Define $V_{p,q}=\underset{p}{\underbrace{V\otimes\cdots\otimes V}}\otimes\underset{q}{\underbrace{V^{*}\otimes\cdots\otimes V^{*}}}$.
In a previous question here I was shown that $\hom_{k}\left(V_{1,0},V_{1,0}\right)=\mbox{End}V\simeq V\otimes V^{*}=V_{1,1}$. Now I've heard that this could be generalized to the form: $\hom_{k}\left(V_{p,q},V_{r,s}\right)\simeq V_{q+r,p+s}$ for all $p,q,r,s\in\mathbb{N}$. How do you prove this?
Thanks!
[Assuming that everything is finite-dimensional.] You could combine other well-known isomorphisms. Using the ideas from NKS's answer, show that there is a natural isomorphism $$ \operatorname{Hom}(V, W) \approx V^* \otimes W. $$ You also have a nice identification $$ V^* \otimes W^* \to (V \otimes W)^*, $$ which you can then extend to the case of finitely many (but possibly more than two) factors.
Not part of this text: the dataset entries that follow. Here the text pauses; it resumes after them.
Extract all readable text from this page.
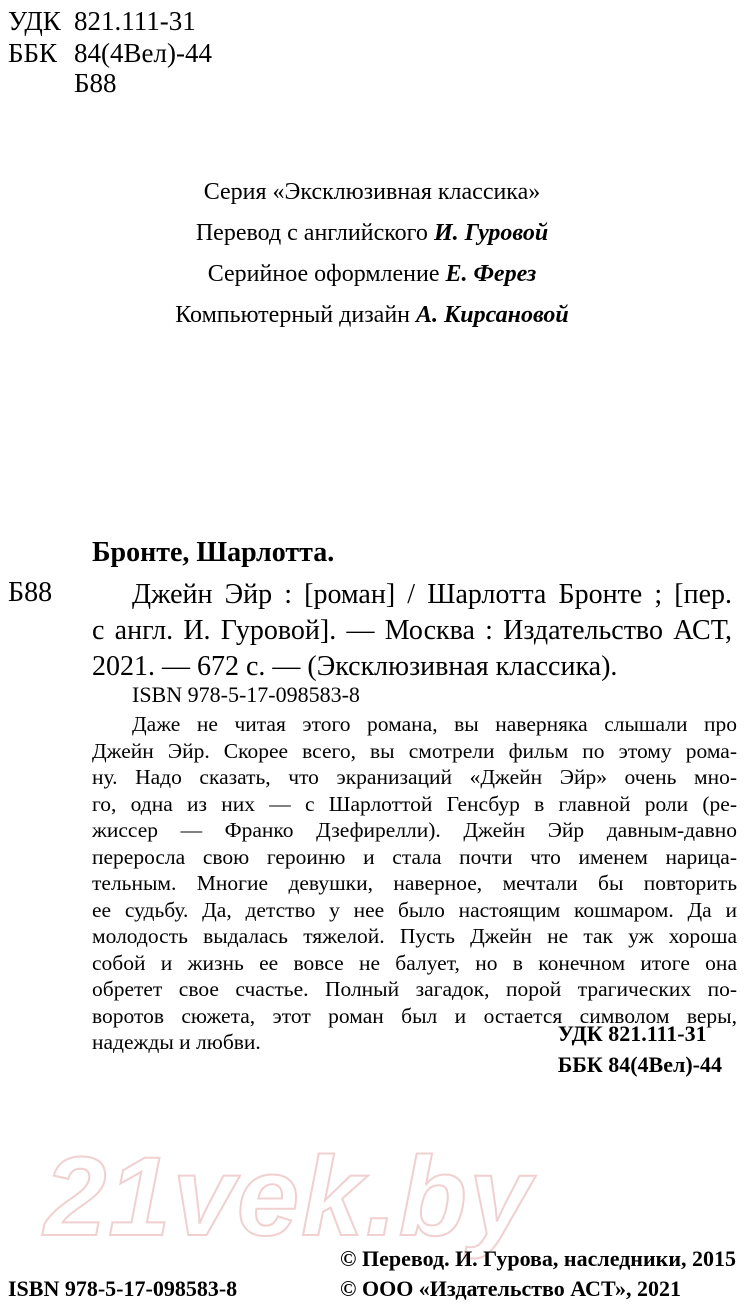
УДК 821.111-31
ББК 84(4Вел)-44
Б88
Серия «Эксклюзивная классика»
Перевод с английского И. Гуровой
Серийное оформление Е. Ферез
Компьютерный дизайн А. Кирсановой
Бронте, Шарлотта.
Б88	Джейн Эйр : [роман] / Шарлотта Бронте ; [пер.
с англ. И. Гуровой]. — Москва : Издательство АСТ,
2021. — 672 с. — (Эксклюзивная классика).
ISBN 978-5-17-098583-8
Даже не читая этого романа, вы наверняка слышали про
Джейн Эйр. Скорее всего, вы смотрели фильм по этому рома-
ну. Надо сказать, что экранизаций «Джейн Эйр» очень мно-
го, одна из них — с Шарлоттой Генсбур в главной роли (ре-
жиссер — Франко Дзефирелли). Джейн Эйр давным-давно
переросла свою героиню и стала почти что именем нарица-
тельным. Многие девушки, наверное, мечтали бы повторить
ее судьбу. Да, детство у нее было настоящим кошмаром. Да и
молодость выдалась тяжелой. Пусть Джейн не так уж хороша
собой и жизнь ее вовсе не балует, но в конечном итоге она
обретет свое счастье. Полный загадок, порой трагических по-
воротов сюжета, этот роман был и остается символом веры,
надежды и любви.	УДК 821.111-31
ББК 84(4Вел)-44
21vek.by
© Перевод. И. Гурова, наследники, 2015
© ООО «Издательство АСТ», 2021
ISBN 978-5-17-098583-8
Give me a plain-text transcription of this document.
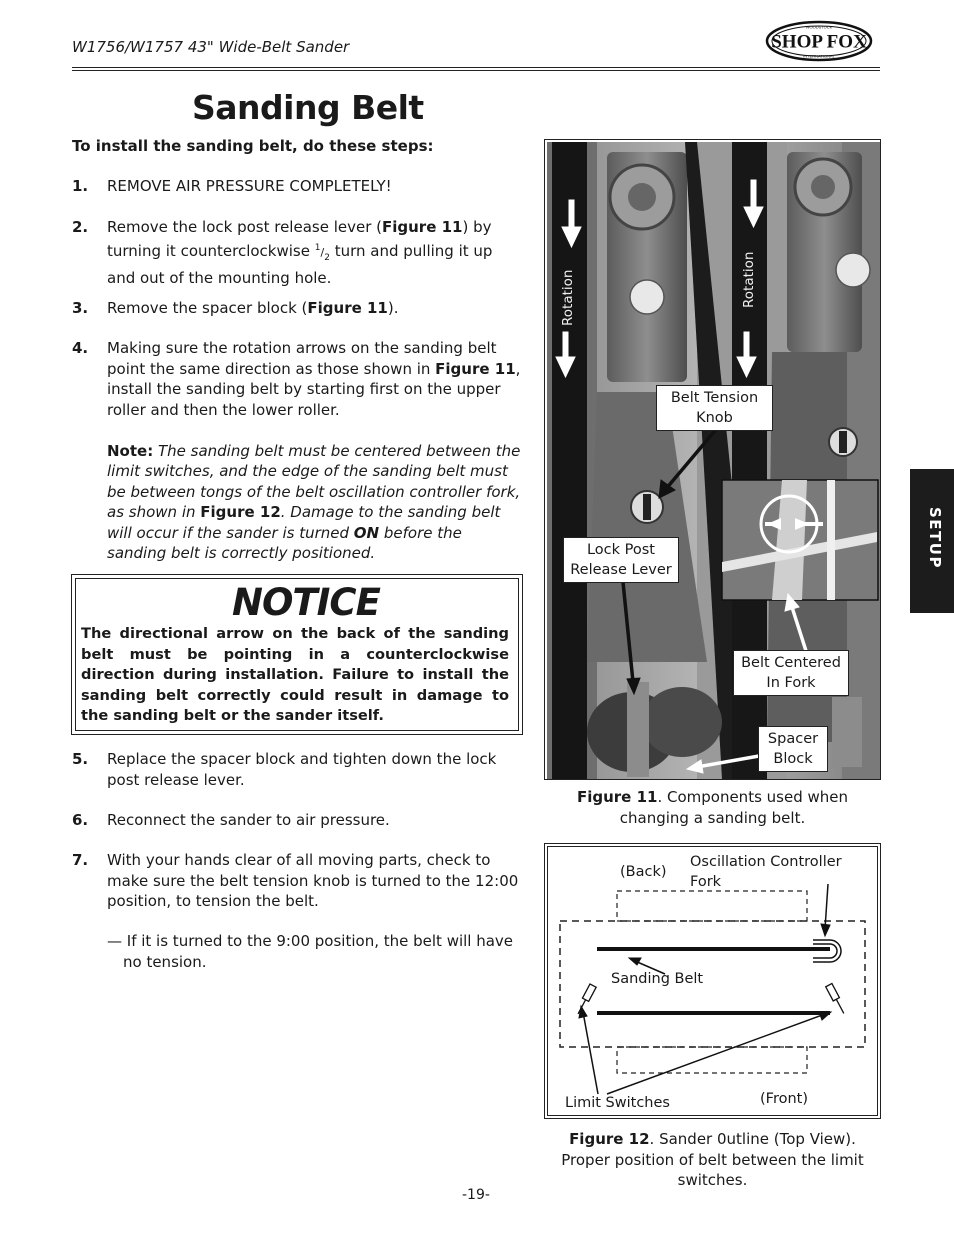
W1756/W1757 43" Wide-Belt Sander	SHOP FOX
WOODSTOCK
INTERNATIONAL
Sanding Belt
To install the sanding belt, do these steps:
1. REMOVE AIR PRESSURE COMPLETELY!
2. Remove the lock post release lever (Figure 11) by turning it counterclockwise $^1/_2$ turn and pulling it up and out of the mounting hole.
3. Remove the spacer block (Figure 11).
4. Making sure the rotation arrows on the sanding belt point the same direction as those shown in Figure 11, install the sanding belt by starting first on the upper roller and then the lower roller.
Note: The sanding belt must be centered between the limit switches, and the edge of the sanding belt must be between tongs of the belt oscillation controller fork, as shown in Figure 12. Damage to the sanding belt will occur if the sander is turned ON before the sanding belt is correctly positioned.
NOTICE
The directional arrow on the back of the sanding belt must be pointing in a counterclockwise direction during installation. Failure to install the sanding belt correctly could result in damage to the sanding belt or the sander itself.
5. Replace the spacer block and tighten down the lock post release lever.
6. Reconnect the sander to air pressure.
7. With your hands clear of all moving parts, check to make sure the belt tension knob is turned to the 12:00 position, to tension the belt.
— If it is turned to the 9:00 position, the belt will have no tension.
Rotation	Rotation
Belt Tension Knob
Lock Post Release Lever
Belt Centered In Fork
Spacer Block
Figure 11. Components used when changing a sanding belt.
(Back)
Oscillation Controller Fork
Sanding Belt
Limit Switches	(Front)
Figure 12. Sander 0utline (Top View). Proper position of belt between the limit switches.
SETUP
-19-
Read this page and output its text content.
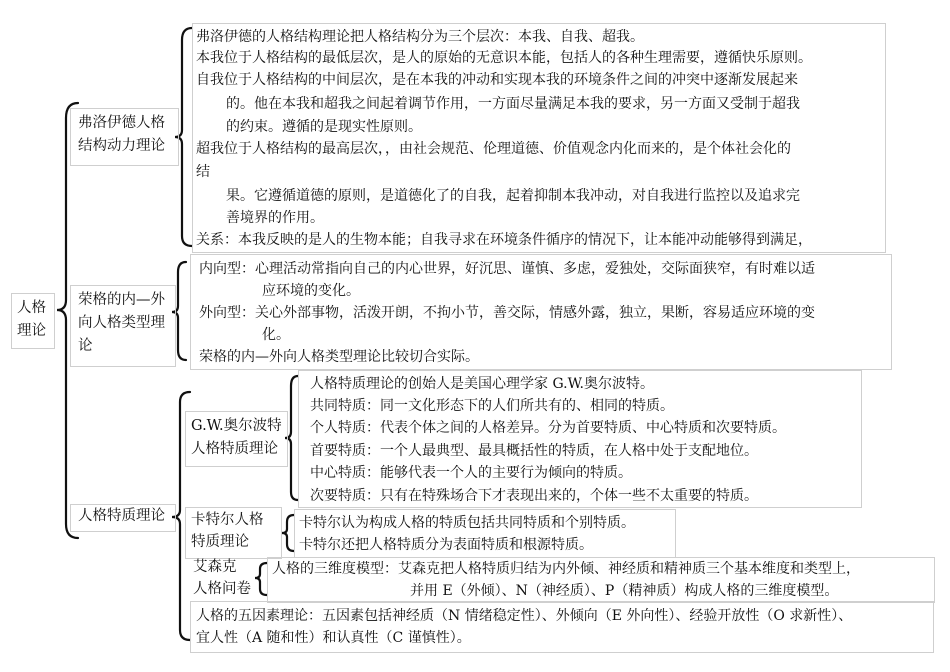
人格
理论
弗洛伊德人格
结构动力理论
弗洛伊德的人格结构理论把人格结构分为三个层次：本我、自我、超我。
本我位于人格结构的最低层次，是人的原始的无意识本能，包括人的各种生理需要，遵循快乐原则。
自我位于人格结构的中间层次，是在本我的冲动和实现本我的环境条件之间的冲突中逐渐发展起来
的。他在本我和超我之间起着调节作用，一方面尽量满足本我的要求，另一方面又受制于超我
的约束。遵循的是现实性原则。
超我位于人格结构的最高层次，，由社会规范、伦理道德、价值观念内化而来的，是个体社会化的
结
果。它遵循道德的原则，是道德化了的自我，起着抑制本我冲动，对自我进行监控以及追求完
善境界的作用。
关系：本我反映的是人的生物本能；自我寻求在环境条件循序的情况下，让本能冲动能够得到满足，
荣格的内—外
向人格类型理
论
内向型：心理活动常指向自己的内心世界，好沉思、谨慎、多虑，爱独处，交际面狭窄，有时难以适
应环境的变化。
外向型：关心外部事物，活泼开朗，不拘小节，善交际，情感外露，独立，果断，容易适应环境的变
化。
荣格的内—外向人格类型理论比较切合实际。
人格特质理论
G.W.奥尔波特
人格特质理论
人格特质理论的创始人是美国心理学家 G.W.奥尔波特。
共同特质：同一文化形态下的人们所共有的、相同的特质。
个人特质：代表个体之间的人格差异。分为首要特质、中心特质和次要特质。
首要特质：一个人最典型、最具概括性的特质，在人格中处于支配地位。
中心特质：能够代表一个人的主要行为倾向的特质。
次要特质：只有在特殊场合下才表现出来的，个体一些不太重要的特质。
卡特尔人格
特质理论
卡特尔认为构成人格的特质包括共同特质和个别特质。
卡特尔还把人格特质分为表面特质和根源特质。
艾森克
人格问卷
人格的三维度模型：艾森克把人格特质归结为内外倾、神经质和精神质三个基本维度和类型上，
并用 E（外倾）、N（神经质）、P（精神质）构成人格的三维度模型。
人格的五因素理论：五因素包括神经质（N 情绪稳定性）、外倾向（E 外向性）、经验开放性（O 求新性）、
宜人性（A 随和性）和认真性（C 谨慎性）。
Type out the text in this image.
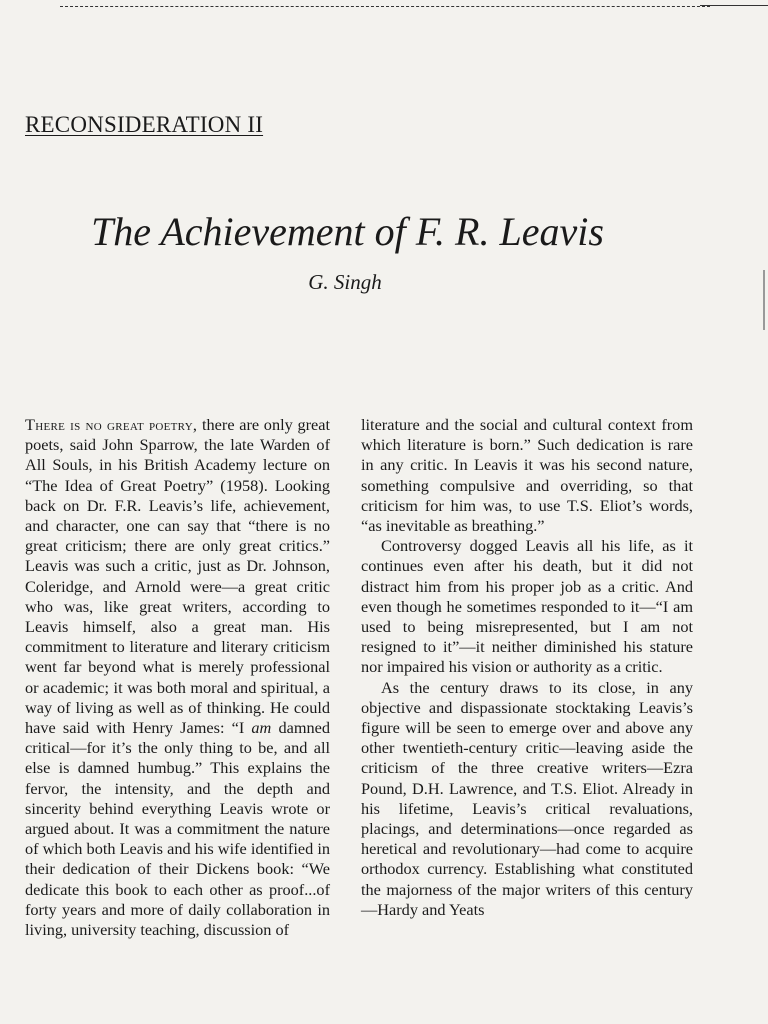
RECONSIDERATION II
The Achievement of F. R. Leavis
G. Singh

There is no great poetry, there are only great poets, said John Sparrow, the late Warden of All Souls, in his British Academy lecture on “The Idea of Great Poetry” (1958). Looking back on Dr. F.R. Leavis’s life, achievement, and character, one can say that “there is no great criticism; there are only great critics.” Leavis was such a critic, just as Dr. Johnson, Coleridge, and Arnold were—a great critic who was, like great writers, according to Leavis himself, also a great man. His commitment to literature and literary criticism went far beyond what is merely professional or academic; it was both moral and spiritual, a way of living as well as of thinking. He could have said with Henry James: “I am damned critical—for it’s the only thing to be, and all else is damned humbug.” This explains the fervor, the intensity, and the depth and sincerity behind everything Leavis wrote or argued about. It was a commitment the nature of which both Leavis and his wife identified in their dedication of their Dickens book: “We dedicate this book to each other as proof...of forty years and more of daily collaboration in living, university teaching, discussion of

literature and the social and cultural context from which literature is born.” Such dedication is rare in any critic. In Leavis it was his second nature, something compulsive and overriding, so that criticism for him was, to use T.S. Eliot’s words, “as inevitable as breathing.”

Controversy dogged Leavis all his life, as it continues even after his death, but it did not distract him from his proper job as a critic. And even though he sometimes responded to it—“I am used to being misrepresented, but I am not resigned to it”—it neither diminished his stature nor impaired his vision or authority as a critic.

As the century draws to its close, in any objective and dispassionate stocktaking Leavis’s figure will be seen to emerge over and above any other twentieth-century critic—leaving aside the criticism of the three creative writers—Ezra Pound, D.H. Lawrence, and T.S. Eliot. Already in his lifetime, Leavis’s critical revaluations, placings, and determinations—once regarded as heretical and revolutionary—had come to acquire orthodox currency. Establishing what constituted the majorness of the major writers of this century—Hardy and Yeats
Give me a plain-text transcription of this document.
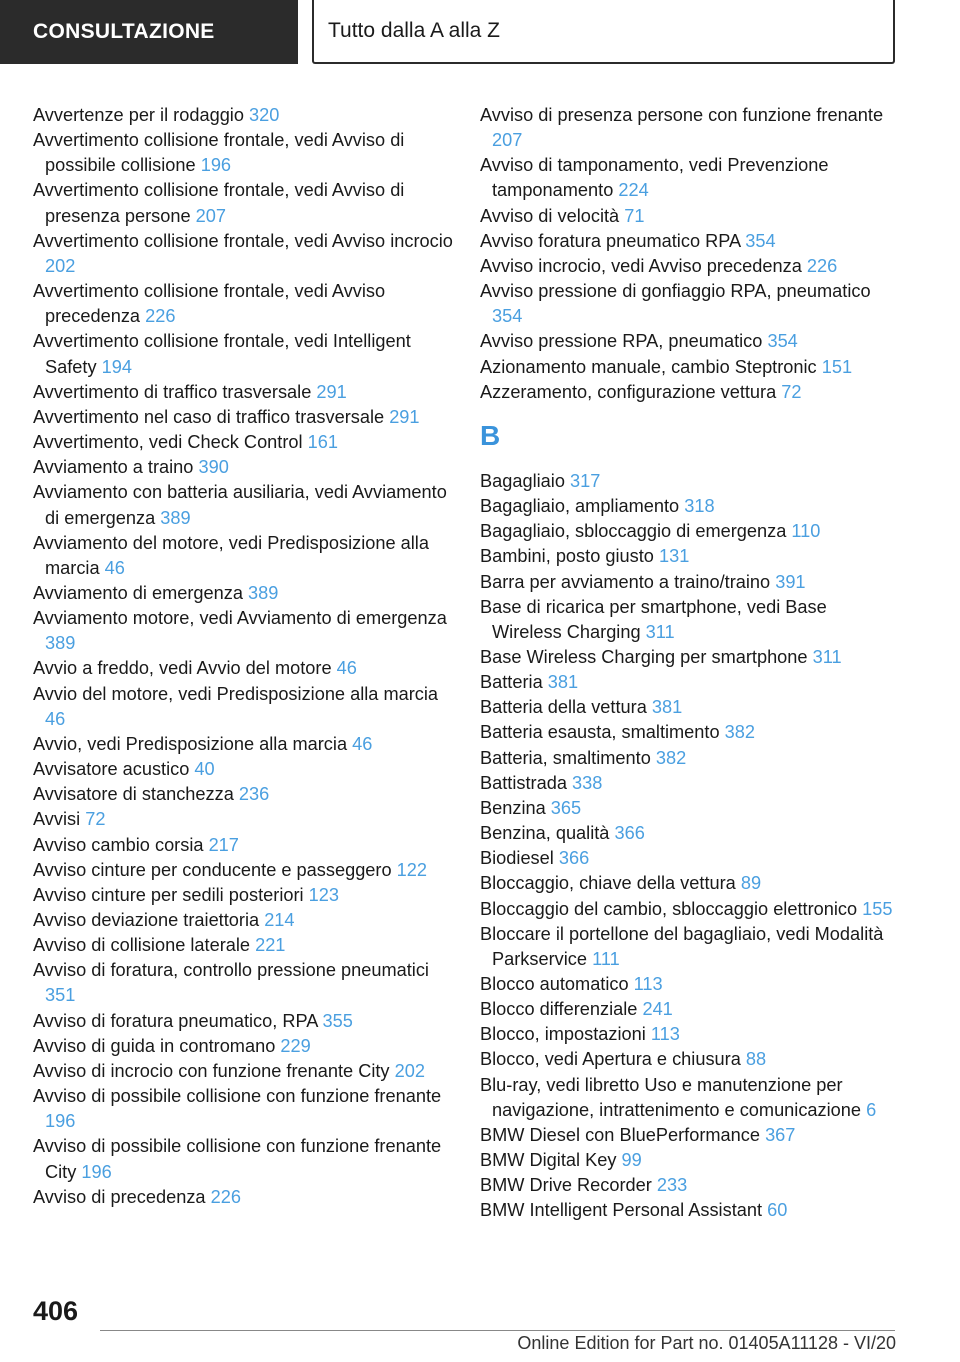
CONSULTAZIONE	Tutto dalla A alla Z
Avvertenze per il rodaggio 320
Avvertimento collisione frontale, vedi Avviso di possibile collisione 196
Avvertimento collisione frontale, vedi Avviso di presenza persone 207
Avvertimento collisione frontale, vedi Avviso incrocio 202
Avvertimento collisione frontale, vedi Avviso precedenza 226
Avvertimento collisione frontale, vedi Intelligent Safety 194
Avvertimento di traffico trasversale 291
Avvertimento nel caso di traffico trasversale 291
Avvertimento, vedi Check Control 161
Avviamento a traino 390
Avviamento con batteria ausiliaria, vedi Avviamento di emergenza 389
Avviamento del motore, vedi Predisposizione alla marcia 46
Avviamento di emergenza 389
Avviamento motore, vedi Avviamento di emergenza 389
Avvio a freddo, vedi Avvio del motore 46
Avvio del motore, vedi Predisposizione alla marcia 46
Avvio, vedi Predisposizione alla marcia 46
Avvisatore acustico 40
Avvisatore di stanchezza 236
Avvisi 72
Avviso cambio corsia 217
Avviso cinture per conducente e passeggero 122
Avviso cinture per sedili posteriori 123
Avviso deviazione traiettoria 214
Avviso di collisione laterale 221
Avviso di foratura, controllo pressione pneumatici 351
Avviso di foratura pneumatico, RPA 355
Avviso di guida in contromano 229
Avviso di incrocio con funzione frenante City 202
Avviso di possibile collisione con funzione frenante 196
Avviso di possibile collisione con funzione frenante City 196
Avviso di precedenza 226
Avviso di presenza persone con funzione frenante 207
Avviso di tamponamento, vedi Prevenzione tamponamento 224
Avviso di velocità 71
Avviso foratura pneumatico RPA 354
Avviso incrocio, vedi Avviso precedenza 226
Avviso pressione di gonfiaggio RPA, pneumatico 354
Avviso pressione RPA, pneumatico 354
Azionamento manuale, cambio Steptronic 151
Azzeramento, configurazione vettura 72
B
Bagagliaio 317
Bagagliaio, ampliamento 318
Bagagliaio, sbloccaggio di emergenza 110
Bambini, posto giusto 131
Barra per avviamento a traino/traino 391
Base di ricarica per smartphone, vedi Base Wireless Charging 311
Base Wireless Charging per smartphone 311
Batteria 381
Batteria della vettura 381
Batteria esausta, smaltimento 382
Batteria, smaltimento 382
Battistrada 338
Benzina 365
Benzina, qualità 366
Biodiesel 366
Bloccaggio, chiave della vettura 89
Bloccaggio del cambio, sbloccaggio elettronico 155
Bloccare il portellone del bagagliaio, vedi Modalità Parkservice 111
Blocco automatico 113
Blocco differenziale 241
Blocco, impostazioni 113
Blocco, vedi Apertura e chiusura 88
Blu-ray, vedi libretto Uso e manutenzione per navigazione, intrattenimento e comunicazione 6
BMW Diesel con BluePerformance 367
BMW Digital Key 99
BMW Drive Recorder 233
BMW Intelligent Personal Assistant 60
406
Online Edition for Part no. 01405A11128 - VI/20
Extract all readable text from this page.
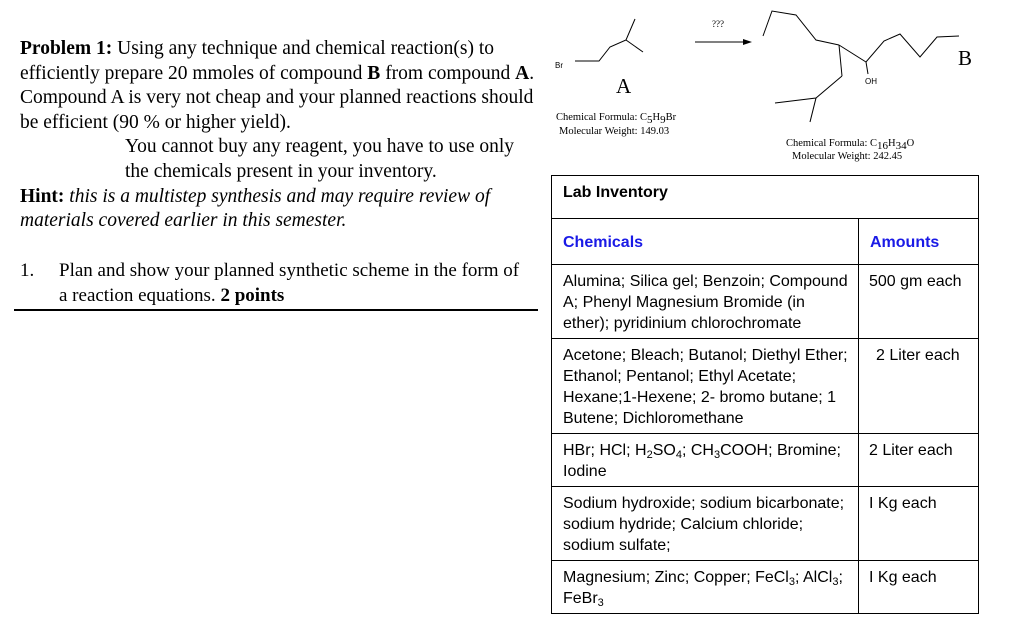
Problem 1: Using any technique and chemical reaction(s) to efficiently prepare 20 mmoles of compound B from compound A. Compound A is very not cheap and your planned reactions should be efficient (90 % or higher yield).

You cannot buy any reagent, you have to use only the chemicals present in your inventory.

Hint: this is a multistep synthesis and may require review of materials covered earlier in this semester.

1. Plan and show your planned synthetic scheme in the form of a reaction equations. 2 points
Br
???
OH
A
B
Chemical Formula: $C_5H_9Br$
Molecular Weight: 149.03
Chemical Formula: $C_{16}H_{34}O$
Molecular Weight: 242.45
Lab Inventory	
Chemicals	Amounts
Alumina; Silica gel; Benzoin; Compound A; Phenyl Magnesium Bromide (in ether); pyridinium chlorochromate	500 gm each
Acetone; Bleach; Butanol; Diethyl Ether; Ethanol; Pentanol; Ethyl Acetate; Hexane;1-Hexene; 2- bromo butane; 1 Butene; Dichloromethane	2 Liter each
HBr; HCl; $H_2SO_4$; $CH_3COOH$; Bromine; Iodine	2 Liter each
Sodium hydroxide; sodium bicarbonate; sodium hydride; Calcium chloride; sodium sulfate;	I Kg each
Magnesium; Zinc; Copper; FeCl$_3$; AlCl$_3$; FeBr$_3$	I Kg each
Just send $f \otimes g$ to the functional on $V \otimes W$ mapping $v \otimes w \mapsto f(v)g(w)$. And of course $(V^*)^* \approx V$. I think these are all of the ingredients that you need: apply the first isomorphism to $V_{p, q}$ and $V_{r, s}$, apply the second to show that $V_{p, q}^* \approx V_{q, p}$, and you're almost home.